Consumer demand for greener holidays
The trend towards more environmentally friendly tourism services has steadily increased in recent years, with consumers becoming more and more demanding in their quest for greener holidays. Satisfying this demand is increasingly seen by the tourism industry as a key to success. One recent study in Germany showed that 51% of tourists opt for environmentally friendly resorts and accommodation, while 82% prefer an intact environment.
Considering the high number of campsites in Europe (over 24,000 in 2000) and the obvious importance of a clean environment in choosing this type of holiday, the need to provide consumers with reliable ecological criteria for camp site services is clear.
Camping guests love nature. An unspoilt environment and the ability to prove that the environment is being respected give any campsite a clear advantage over its competitors.
To be awarded the European Eco-label a campsite must meet strict minimum standards on environmental performance and health. These should include the use of renewable energy sources, an overall reduction in energy and water consumption, measures to reduce waste, environmental policy setting and the provision of ample environmental and safety information to guests.
Getting the Flower demands a little extra effort but, significantly, it also provides added value by helping campsite operators to focus on improving their ecological and economic performance. By reducing energy and water consumption they can be more profitable while at the same time protecting the environment.
The EU Eco-label scheme was established in 1992 to promote products and services with a reduced environmental impact.

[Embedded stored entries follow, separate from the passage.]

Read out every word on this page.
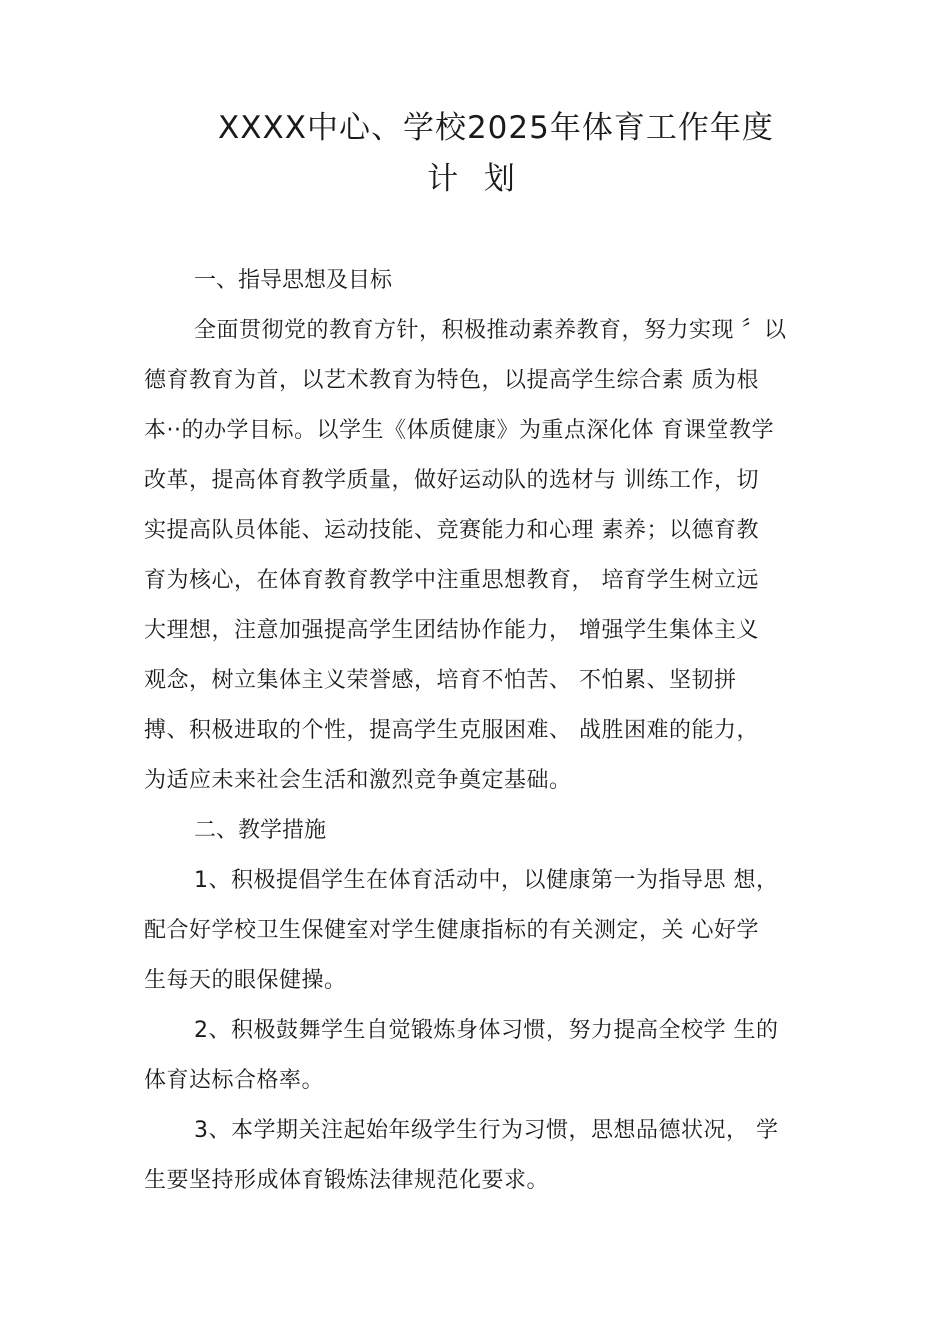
XXXX中心、学校2025年体育工作年度
计 划

一、指导思想及目标

全面贯彻党的教育方针，积极推动素养教育，努力实现 〞以
德育教育为首，以艺术教育为特色，以提高学生综合素 质为根
本··的办学目标。以学生《体质健康》为重点深化体 育课堂教学
改革，提高体育教学质量，做好运动队的选材与 训练工作，切
实提高队员体能、运动技能、竞赛能力和心理 素养；以德育教
育为核心，在体育教育教学中注重思想教育， 培育学生树立远
大理想，注意加强提高学生团结协作能力， 增强学生集体主义
观念，树立集体主义荣誉感，培育不怕苦、 不怕累、坚韧拼
搏、积极进取的个性，提高学生克服困难、 战胜困难的能力，
为适应未来社会生活和激烈竞争奠定基础。

二、教学措施

1、积极提倡学生在体育活动中，以健康第一为指导思 想，
配合好学校卫生保健室对学生健康指标的有关测定，关 心好学
生每天的眼保健操。

2、积极鼓舞学生自觉锻炼身体习惯，努力提高全校学 生的
体育达标合格率。

3、本学期关注起始年级学生行为习惯，思想品德状况， 学
生要坚持形成体育锻炼法律规范化要求。
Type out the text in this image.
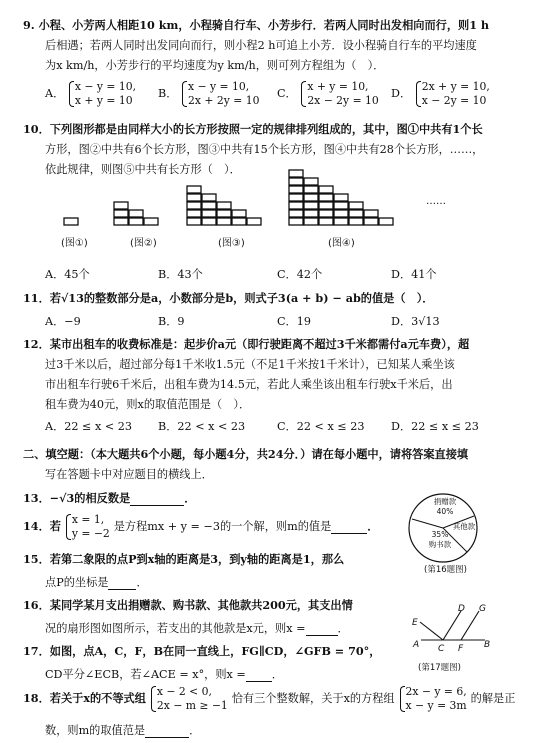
9. 小程、小芳两人相距10 km，小程骑自行车、小芳步行．若两人同时出发相向而行，则1 h
后相遇；若两人同时出发同向而行，则小程2 h可追上小芳．设小程骑自行车的平均速度
为x km/h，小芳步行的平均速度为y km/h，则可列方程组为（　）．
A． x − y = 10,
x + y = 10
B． x − y = 10,
2x + 2y = 10
C． x + y = 10,
2x − 2y = 10
D． 2x + y = 10,
x − 2y = 10
10．下列图形都是由同样大小的长方形按照一定的规律排列组成的，其中，图①中共有1个长
方形，图②中共有6个长方形，图③中共有15个长方形，图④中共有28个长方形，……，
依此规律，则图⑤中共有长方形（　）．
(图①)	(图②)	(图③)	(图④)
……
A．45个	B．43个	C．42个	D．41个
11．若√13的整数部分是a，小数部分是b，则式子3(a + b) − ab的值是（　）．
A．−9	B．9	C．19	D．3√13
12．某市出租车的收费标准是：起步价a元（即行驶距离不超过3千米都需付a元车费），超
过3千米以后，超过部分每1千米收1.5元（不足1千米按1千米计），已知某人乘坐该
市出租车行驶6千米后，出租车费为14.5元，若此人乘坐该出租车行驶x千米后，出
租车费为40元，则x的取值范围是（　）．
A．22 ≤ x < 23 B．22 < x < 23	C．22 < x ≤ 23 D．22 ≤ x ≤ 23
二、填空题：（本大题共6个小题，每小题4分，共24分．）请在每小题中，请将答案直接填
写在答题卡中对应题目的横线上．
13．−√3的相反数是	．
14．若 x = 1,
y = −2 是方程mx + y = −3的一个解，则m的值是	．
15．若第二象限的点P到x轴的距离是3，到y轴的距离是1，那么
点P的坐标是	．
16．某同学某月支出捐赠款、购书款、其他款共200元，其支出情
况的扇形图如图所示，若支出的其他款是x元，则x =	．
捐赠款
40%
其他款
35%
购书款
(第16题图)
17．如图，点A，C，F，B在同一直线上，FG∥CD，∠GFB = 70°，
CD平分∠ECB，若∠ACE = x°，则x = ．
E
D G
A C F B
(第17题图)
18．若关于x的不等式组 x − 2 < 0,
2x − m ≥ −1 恰有三个整数解，关于x的方程组 2x − y = 6,
x − y = 3m 的解是正
数，则m的取值范是	．
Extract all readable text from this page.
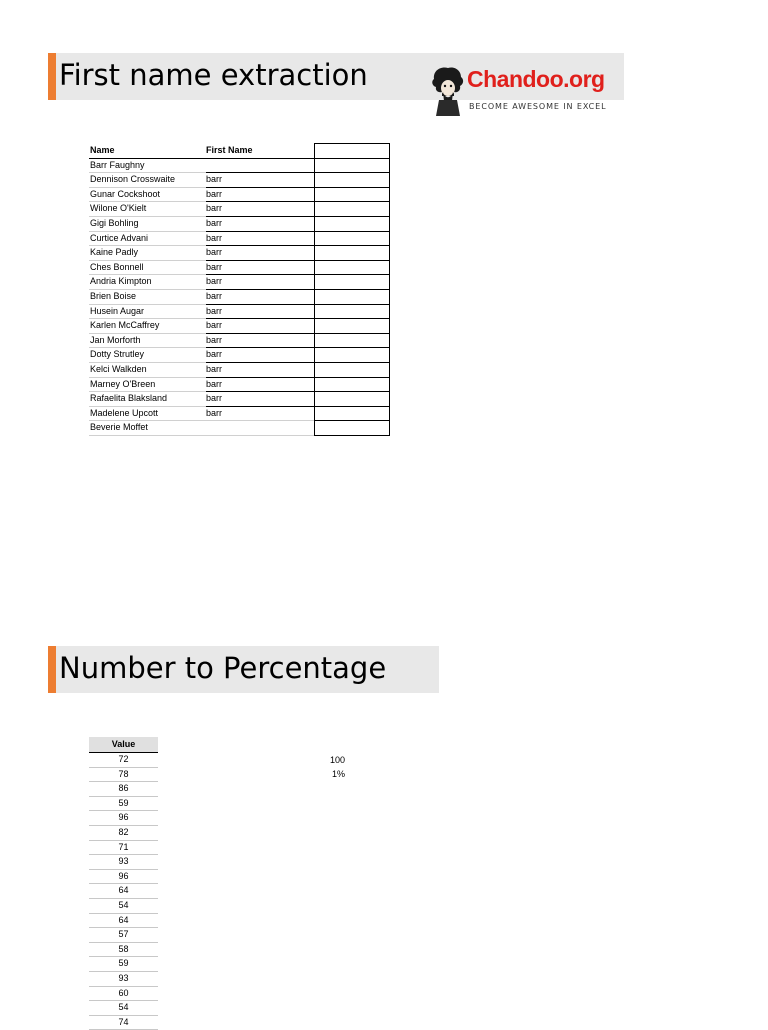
First name extraction	Chandoo.org
BECOME AWESOME IN EXCEL
Name	First Name
Barr Faughny
Dennison Crosswaite	barr
Gunar Cockshoot	barr
Wilone O'Kielt	barr
Gigi Bohling	barr
Curtice Advani	barr
Kaine Padly	barr
Ches Bonnell	barr
Andria Kimpton	barr
Brien Boise	barr
Husein Augar	barr
Karlen McCaffrey	barr
Jan Morforth	barr
Dotty Strutley	barr
Kelci Walkden	barr
Marney O'Breen	barr
Rafaelita Blaksland	barr
Madelene Upcott	barr
Beverie Moffet
Number to Percentage
Value
72
78
86
59
96
82
71
93
96
64
54
64
57
58
59
93
60
54
74
100
1%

Each EU Member State has a competent authority, which provides information on how to apply, checks compliance, and helps companies that want to earn the right to get the Eco-label Flower.
There are currently 25 different product groups, including textiles and footwear, detergents, household appliances, paper products, paints, tourist accommodation and many others. Work on other product groups, such as soaps and shampoos, printed paper, heat pumps and furniture, is ongoing.
More than 235 licences have been awarded so far, covering several hundred different products and services.